Fenerbahçe'ye bir haller oluyor!

İlk yarıyı lider kapamış olmasına rağmen ligin devre arası tam zamanında Fenerbahçe'nin imdadına yetişmişti. Ne takım kondisyonu, ne istek, ne de takım için organizasyon izleyenleri tatmin etmiyordu. Açıkçası bu görüntü doğru yerlere doğru transferler yapılmazsa ikinci yarıda da devam edecek gibi gözüküyordu. Tüm bunların üzerine bir de daha devre arası kampı başlamadan Önder ve Kazım olayları patlak verdi. Takımın neredeyse tek yerli stoperi durumundaki Önder'in kadro dışı kalmasıyla, Bilica ve Lugano'nun kart görme potansiyeli göz önüne alındığında Fenerbahçe'nin acilen kapatması gereken gereken çok önemli bir cephe daha açılmıştı. Kazım zaten yerini Mehmet Topuz'a çoktan kaptırmış gibiydi ancak yine de Topuz'un henüz istenilen performansa ulaşmamış olması Toulouse a kiralık giden Kazım'ı da zorlu geçecek ikinci yarıda aranılan bir adam haline getirebilirdi. Semih'in sözleşme sorunsalı ve yine basında dönen onca isme rağmen tamamlanabilen tek transferin Trabzon'da sorunlar yaşayan ve pek de başarılı olamayan Gökhan Ünal olması da bunlara eklenince Fenerbahçe'nin devre arasında iyiden iyiye gerde kaldığı düşünüldü. Bu şekilde değil şampiyon olmak, Şampiyonlar Ligi vizesi almak bile çok zor gözüküyordu. Üstelik bu sorunlar devam ederken en büyük rakip Galatasaray Haldun Üstünel önderliğinde İngiltere Premier Ligi'ni ablukaya alıp arka arkaya bir dönemler Fenerbahçe taraftarının kendi takımlarında görmeye alışık olduğu transfer bombalarını patlatıyordu, önce Jo akabinde de Giovanni dos Santos ile. İyi olduğu zaman da, kötü olduğu zaman da spor medyasının bir numaralı gündem maddesi olan Fenerbahçe bu değişmez ünvanını ezeli rakibi Galatasaray'a kaptırmıştı. Özetle, ligin ikinci yarısı Ziraat Türkiye Kupası karşılaşmalarıyla başlarken Fenerbahçe'nin lider olmasına rağmen, fikstür avantajı var denmesine rağmen rakiplerine kıyasla kağıt üzerindeki durumu hiç mi hiç iyi değildi.
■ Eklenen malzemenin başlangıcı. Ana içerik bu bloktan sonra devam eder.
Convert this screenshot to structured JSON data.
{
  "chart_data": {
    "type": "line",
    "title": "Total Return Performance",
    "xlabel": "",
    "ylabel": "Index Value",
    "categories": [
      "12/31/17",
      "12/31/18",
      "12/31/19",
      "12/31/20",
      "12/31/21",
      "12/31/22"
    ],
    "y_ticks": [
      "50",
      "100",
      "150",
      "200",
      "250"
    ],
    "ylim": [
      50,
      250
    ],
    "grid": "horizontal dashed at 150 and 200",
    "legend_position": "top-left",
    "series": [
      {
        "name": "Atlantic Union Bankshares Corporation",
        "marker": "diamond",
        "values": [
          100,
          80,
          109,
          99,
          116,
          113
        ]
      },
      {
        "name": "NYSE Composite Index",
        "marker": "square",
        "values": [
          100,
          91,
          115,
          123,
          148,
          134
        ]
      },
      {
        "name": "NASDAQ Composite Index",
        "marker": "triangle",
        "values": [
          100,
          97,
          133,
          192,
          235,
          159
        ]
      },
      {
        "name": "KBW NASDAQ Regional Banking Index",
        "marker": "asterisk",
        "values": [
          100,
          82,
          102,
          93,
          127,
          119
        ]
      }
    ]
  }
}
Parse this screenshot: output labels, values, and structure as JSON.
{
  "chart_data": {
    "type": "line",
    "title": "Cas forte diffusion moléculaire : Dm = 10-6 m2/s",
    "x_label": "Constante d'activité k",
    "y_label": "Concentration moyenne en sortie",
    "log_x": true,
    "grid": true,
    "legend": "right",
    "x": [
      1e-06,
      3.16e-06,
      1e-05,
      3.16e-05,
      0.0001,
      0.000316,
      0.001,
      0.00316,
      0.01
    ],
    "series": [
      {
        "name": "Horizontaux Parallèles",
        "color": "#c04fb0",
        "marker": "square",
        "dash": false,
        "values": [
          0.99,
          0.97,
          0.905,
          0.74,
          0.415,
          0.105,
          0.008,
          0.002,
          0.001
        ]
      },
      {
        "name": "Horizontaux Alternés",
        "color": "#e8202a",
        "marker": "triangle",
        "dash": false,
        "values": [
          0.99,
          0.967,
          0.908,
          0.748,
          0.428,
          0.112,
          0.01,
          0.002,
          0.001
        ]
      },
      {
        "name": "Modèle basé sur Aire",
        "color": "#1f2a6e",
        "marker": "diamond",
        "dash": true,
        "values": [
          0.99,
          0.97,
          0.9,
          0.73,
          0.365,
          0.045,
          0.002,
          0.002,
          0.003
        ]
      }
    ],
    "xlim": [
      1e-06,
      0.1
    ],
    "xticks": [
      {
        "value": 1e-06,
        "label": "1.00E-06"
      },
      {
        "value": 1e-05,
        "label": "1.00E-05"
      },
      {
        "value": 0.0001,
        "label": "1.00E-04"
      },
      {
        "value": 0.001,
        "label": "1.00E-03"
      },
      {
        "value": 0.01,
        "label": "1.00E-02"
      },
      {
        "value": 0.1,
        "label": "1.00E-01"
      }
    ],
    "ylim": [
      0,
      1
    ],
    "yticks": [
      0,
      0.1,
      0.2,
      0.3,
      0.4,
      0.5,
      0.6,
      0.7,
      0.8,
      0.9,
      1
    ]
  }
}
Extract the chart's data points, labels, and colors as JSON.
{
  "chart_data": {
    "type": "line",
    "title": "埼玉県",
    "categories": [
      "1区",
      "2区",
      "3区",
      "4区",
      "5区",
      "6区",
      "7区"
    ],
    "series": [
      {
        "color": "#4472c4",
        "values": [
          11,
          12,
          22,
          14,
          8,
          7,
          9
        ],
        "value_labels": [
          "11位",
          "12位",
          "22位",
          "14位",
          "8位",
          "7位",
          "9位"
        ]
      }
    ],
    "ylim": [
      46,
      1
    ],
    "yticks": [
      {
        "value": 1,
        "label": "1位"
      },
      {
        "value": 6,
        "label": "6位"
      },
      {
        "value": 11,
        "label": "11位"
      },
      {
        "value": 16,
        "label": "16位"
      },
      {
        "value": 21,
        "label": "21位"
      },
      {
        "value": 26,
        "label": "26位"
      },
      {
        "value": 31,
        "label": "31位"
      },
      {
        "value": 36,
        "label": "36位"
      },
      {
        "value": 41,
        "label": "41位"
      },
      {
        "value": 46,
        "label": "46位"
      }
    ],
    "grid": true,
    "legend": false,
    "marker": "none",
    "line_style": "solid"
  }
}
Ancak Ziraat Türkiye Kupası karşılaşmaları ve akabinde berbat bir zeminde oynanan Denizli maçı beklentileri çürütür nitelikte çıkınca herkes şöyle bir kıpırdanmaya, doğrulmaya başladı oturduğu koltukta. Bir şeyler oluyordu takımda ama ne? Ziraat Kupası maçları zaten zayıf rakiplerleydi ve takım zaten üst turu garantilemişti. Denizli maçı da son dakika golleriyle kurtarılmıştı zaten. Tamam belki mücadele gücü yüksekti takımın ama böyle berbat bir zemindeki oyuna iyi niyete rağmen futbol demek mümkün değildi. Fakat Sivas'taki 5 gol, üzerine Bursaspor karşısındaki muhteşem ilk devre performansı ve 3-0'lık galibiyet Fenerbahçe'nin yeniden ciddi şekilde mercek altına alınmasını gerektirdi. Zira ilk devre Fenerbahçe adıyla oynayan takım bu değildi; transfer yapılmadan neredeyse bütün takım değişmişti. Ben de bu değişimi ve sebeplerini düşündüm dün akşam Bursa karşılaşmasını izlerken. Notlar aldım ve bu Fenerbahçe'yle ligin ilk yarısındaki veya önceki senelerdeki Fenerbahçe arasında ne farklar var belirlemeye çalıştım. Sonuç şöyle çıktı:

1- İstek:  İstek her futbolcuda var olan hırsı ortaya çıkaran ve sahaya yansıtmasını sağlayan esas faktördür.  Fenerbahçe'li futbolcular son 4 maçtır çok istekli olduklarını gösterdiler. Soru şu: Bu istek maçtan maça gelişen bir istek mi yoksa daha uzun bir hedefi mi var bu isteğin, şampiyonluk gibi...?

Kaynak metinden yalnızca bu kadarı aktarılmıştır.